It Can’t be Done Alone: Course Reflection for Professional Issues and Abuse

This fall quarter in Professional Issues and Abuse, EDU 6134, we have explored the practice of teaching and followed it outside of just the classroom walls and into the community at large. There, we have had the opportunity to give thought to the educational community and all its integral parts.

Program Standard 8, Professional Practice, calls for teachers to participate in the educational community around them. It asks teachers to collaborate with coworkers, administrators, families, professional groups, labor organizations, and much, much more in an effort to improve instruction and foment a strong educational community in the public school system.

Teachers can and should seek out (and give) professional guidance from (to) other teachers and administrators. They can and should partner with families and community members to improve student education. And they can and should join professional organizations and advocacy groups to defend and advance our nation’s public school system.

This quarter we explored many different types of professional issues. We started locally and slowly extended our purview. First we looked into the classroom itself, and investigated trouble areas for new teachers, technology-policy, student confidentiality, and appropriate student-teacher relationships. We then shifted our gaze into the school building and local community as we considered strategies for promoting effective relationships with other teachers and with families. We then looked out even further and considered professional organizations and advocacy groups that could offer important resources.

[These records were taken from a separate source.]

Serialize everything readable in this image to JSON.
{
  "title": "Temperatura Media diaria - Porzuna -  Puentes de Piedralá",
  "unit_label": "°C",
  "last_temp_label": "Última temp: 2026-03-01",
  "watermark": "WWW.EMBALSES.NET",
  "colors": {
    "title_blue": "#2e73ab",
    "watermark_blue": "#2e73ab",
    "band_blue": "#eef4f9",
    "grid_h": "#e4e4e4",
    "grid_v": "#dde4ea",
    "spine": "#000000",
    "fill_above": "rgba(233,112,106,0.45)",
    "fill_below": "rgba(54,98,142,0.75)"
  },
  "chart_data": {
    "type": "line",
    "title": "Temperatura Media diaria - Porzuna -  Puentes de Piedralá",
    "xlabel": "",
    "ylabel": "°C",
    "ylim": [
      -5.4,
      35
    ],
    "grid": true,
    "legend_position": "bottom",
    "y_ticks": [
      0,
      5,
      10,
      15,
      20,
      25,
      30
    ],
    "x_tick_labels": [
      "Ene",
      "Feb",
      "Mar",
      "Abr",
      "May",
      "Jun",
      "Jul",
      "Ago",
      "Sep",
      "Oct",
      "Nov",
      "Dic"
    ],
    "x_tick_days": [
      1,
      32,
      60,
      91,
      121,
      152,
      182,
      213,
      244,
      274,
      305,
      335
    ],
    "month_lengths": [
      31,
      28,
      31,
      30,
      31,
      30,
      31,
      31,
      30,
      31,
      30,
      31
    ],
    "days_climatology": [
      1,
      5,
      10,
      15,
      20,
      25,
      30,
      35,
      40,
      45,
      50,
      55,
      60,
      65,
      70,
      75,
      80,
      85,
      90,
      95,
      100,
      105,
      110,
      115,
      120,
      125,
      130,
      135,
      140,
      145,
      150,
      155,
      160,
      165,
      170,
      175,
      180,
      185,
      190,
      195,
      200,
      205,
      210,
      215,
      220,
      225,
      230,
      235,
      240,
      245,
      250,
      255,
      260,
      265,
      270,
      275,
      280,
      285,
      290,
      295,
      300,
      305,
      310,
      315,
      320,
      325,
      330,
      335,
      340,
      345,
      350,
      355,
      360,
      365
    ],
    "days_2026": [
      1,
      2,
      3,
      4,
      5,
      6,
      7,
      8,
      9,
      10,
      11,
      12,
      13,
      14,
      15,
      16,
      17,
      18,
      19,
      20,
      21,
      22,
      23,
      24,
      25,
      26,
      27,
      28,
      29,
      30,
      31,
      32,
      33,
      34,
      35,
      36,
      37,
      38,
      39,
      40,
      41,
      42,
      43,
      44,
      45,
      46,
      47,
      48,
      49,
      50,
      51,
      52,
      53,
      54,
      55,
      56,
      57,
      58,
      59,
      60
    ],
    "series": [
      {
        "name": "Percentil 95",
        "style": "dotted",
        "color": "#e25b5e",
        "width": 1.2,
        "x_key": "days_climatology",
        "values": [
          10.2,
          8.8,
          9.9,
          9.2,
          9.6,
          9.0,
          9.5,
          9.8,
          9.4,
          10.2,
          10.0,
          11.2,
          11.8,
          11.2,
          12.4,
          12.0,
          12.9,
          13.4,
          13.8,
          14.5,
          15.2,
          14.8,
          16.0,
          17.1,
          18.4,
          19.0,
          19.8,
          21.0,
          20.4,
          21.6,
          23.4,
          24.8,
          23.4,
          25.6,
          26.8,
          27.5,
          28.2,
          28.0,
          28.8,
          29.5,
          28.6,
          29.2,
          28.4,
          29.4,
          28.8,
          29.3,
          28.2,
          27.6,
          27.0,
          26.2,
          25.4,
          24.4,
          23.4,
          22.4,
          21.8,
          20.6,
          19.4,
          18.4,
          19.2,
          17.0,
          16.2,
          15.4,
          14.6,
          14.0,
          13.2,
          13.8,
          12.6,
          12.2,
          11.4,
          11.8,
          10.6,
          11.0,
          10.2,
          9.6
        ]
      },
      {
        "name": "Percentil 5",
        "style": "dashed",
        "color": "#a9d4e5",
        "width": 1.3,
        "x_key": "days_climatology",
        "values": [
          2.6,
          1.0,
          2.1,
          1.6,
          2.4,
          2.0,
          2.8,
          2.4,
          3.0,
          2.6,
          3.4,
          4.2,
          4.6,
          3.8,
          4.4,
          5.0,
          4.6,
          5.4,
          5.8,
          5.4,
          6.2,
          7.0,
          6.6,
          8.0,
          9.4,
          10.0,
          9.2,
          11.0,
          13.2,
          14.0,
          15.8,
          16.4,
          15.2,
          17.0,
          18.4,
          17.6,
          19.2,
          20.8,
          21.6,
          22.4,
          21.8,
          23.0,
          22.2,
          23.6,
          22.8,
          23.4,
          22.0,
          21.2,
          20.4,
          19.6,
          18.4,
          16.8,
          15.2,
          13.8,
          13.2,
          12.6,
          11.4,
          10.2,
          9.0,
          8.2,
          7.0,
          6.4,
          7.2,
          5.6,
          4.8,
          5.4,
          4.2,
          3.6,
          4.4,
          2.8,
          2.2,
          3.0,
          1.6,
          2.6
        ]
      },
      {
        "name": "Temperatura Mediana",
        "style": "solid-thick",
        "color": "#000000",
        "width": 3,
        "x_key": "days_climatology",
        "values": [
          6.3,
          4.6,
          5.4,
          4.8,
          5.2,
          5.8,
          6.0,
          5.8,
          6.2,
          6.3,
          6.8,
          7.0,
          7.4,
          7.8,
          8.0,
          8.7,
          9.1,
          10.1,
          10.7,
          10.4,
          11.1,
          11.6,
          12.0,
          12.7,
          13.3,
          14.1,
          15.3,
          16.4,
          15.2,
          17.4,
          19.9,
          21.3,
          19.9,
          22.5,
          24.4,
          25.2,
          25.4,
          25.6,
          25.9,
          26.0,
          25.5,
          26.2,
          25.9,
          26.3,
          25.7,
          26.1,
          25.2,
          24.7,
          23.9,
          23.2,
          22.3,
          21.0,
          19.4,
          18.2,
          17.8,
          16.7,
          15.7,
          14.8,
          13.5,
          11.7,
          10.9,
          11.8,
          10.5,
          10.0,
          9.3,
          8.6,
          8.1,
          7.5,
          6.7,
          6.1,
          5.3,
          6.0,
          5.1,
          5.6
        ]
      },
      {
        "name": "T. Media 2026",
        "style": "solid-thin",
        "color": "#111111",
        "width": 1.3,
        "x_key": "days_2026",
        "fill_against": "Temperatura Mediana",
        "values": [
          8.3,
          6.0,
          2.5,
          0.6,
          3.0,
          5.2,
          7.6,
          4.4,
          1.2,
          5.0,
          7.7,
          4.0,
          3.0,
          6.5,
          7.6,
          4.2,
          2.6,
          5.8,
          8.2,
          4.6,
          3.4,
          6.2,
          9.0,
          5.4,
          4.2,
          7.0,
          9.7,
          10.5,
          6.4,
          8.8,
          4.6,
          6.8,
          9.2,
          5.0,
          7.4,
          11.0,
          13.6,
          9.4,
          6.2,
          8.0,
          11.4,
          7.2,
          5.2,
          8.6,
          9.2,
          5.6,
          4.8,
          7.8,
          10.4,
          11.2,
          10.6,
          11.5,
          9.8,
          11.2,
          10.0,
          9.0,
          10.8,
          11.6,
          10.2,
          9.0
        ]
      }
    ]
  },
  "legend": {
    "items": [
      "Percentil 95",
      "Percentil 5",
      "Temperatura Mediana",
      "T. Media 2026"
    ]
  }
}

As a new teacher myself, Moir’s (2011) phases for first-year teachers really resonated and got me thinking about how essential it is for the new teacher to create a strong professional community to help them through each and every stage. To do our jobs well, it is important we as new teachers know about mandated professional guidelines, and this course asked that we read up on professional issues and abuse in state guidebooks.

We also focused on how partnerships and collaboration can also help us navigate the teaching world more effectively. Epstein (1995), for instance, showed us the multitude of reasons that we must develop “school, family, and community partners,” emphasizing that “they can improve school programs and school climate, provide family services and support, increase parents’ skills and leadership, connect families with others in the school community, and help teachers with their work” (p. 82). DuFour (2011) demonstrated that teacher collaboration that focuses on department and school-wide strategies is similarly essential to improving instruction and promoting a positive school environment.

Later, this course brought us to research professional organizations that help teachers along in networking and teacher development. In an effort to begin by concentrating on the local and then extend my purview — much like the format of this course — I started by researching organizations close to home and then considered national, and even international, organizations. I took particular interest in the Washington State Council for Social Studies (WCSS), the Washington State AFT chapter and its national AFT affiliate, and Teachers without Borders. Lastly, we researched the mission and accomplishments of the WEA and NEA, which only affirmed my resolve to become an active member of my future professional teachers’ union. These unions defend the merits of public education while protecting its most important advocates, we as teachers.

Ultimately, Professional Issues and Abuse showed me that teaching is a whole lot more than the curriculum we design. It is a profession, complex and multi-dimensional, that depends on collaborative partnerships in and outside of the school building. I learned teachers would be remiss to discount how essential professional protocol and communities are to the teaching profession. Should teachers really come to rely and collaborate on others in the schoolhouse, the community around them, and the local and national organizations founded to protect and serve them, they will find that they have incredible resources and support at their fingertips. These same resources will make them far more effective educators, and the implications of this for student learning are profound.

Well-supported, protected, and resource-rich teachers simply teach better. Fostering positive relationships with families and communities is particularly important to student learning, as students would see that all of those around them who care about them most are allied in their efforts to promote their ongoing education.

In terms of moving forward, I know that I personally want to begin establishing contact with parents, even as a student teacher. I want to design a final project that calls for community participation in some way. Perhaps I will invite community members to watch or judge student presentations. And although I have already met a few times with WEA representatives to talk about membership responsibilities, I want to think more about how next year I can take on some leadership roles for them in the teaching community. I also intend to continue to research and find inspiration from professional organizations, like the WCSS.

My next steps are simple: remember that the teaching profession extends beyond the content of the classroom and into the very fabric of our communities and society at large.

 

References

Defour, R. (2011). Work together, but only if you want to. Kappan Magazine, February 2011 ed., pp. 57-61.

Epstein, J.L. (2010). School/family/community partnerships: Caring for the children we share. Kappan Magazine, November 2010 ed., pp. 65-96.

Moir, E. (2011). Phases of first-year teaching.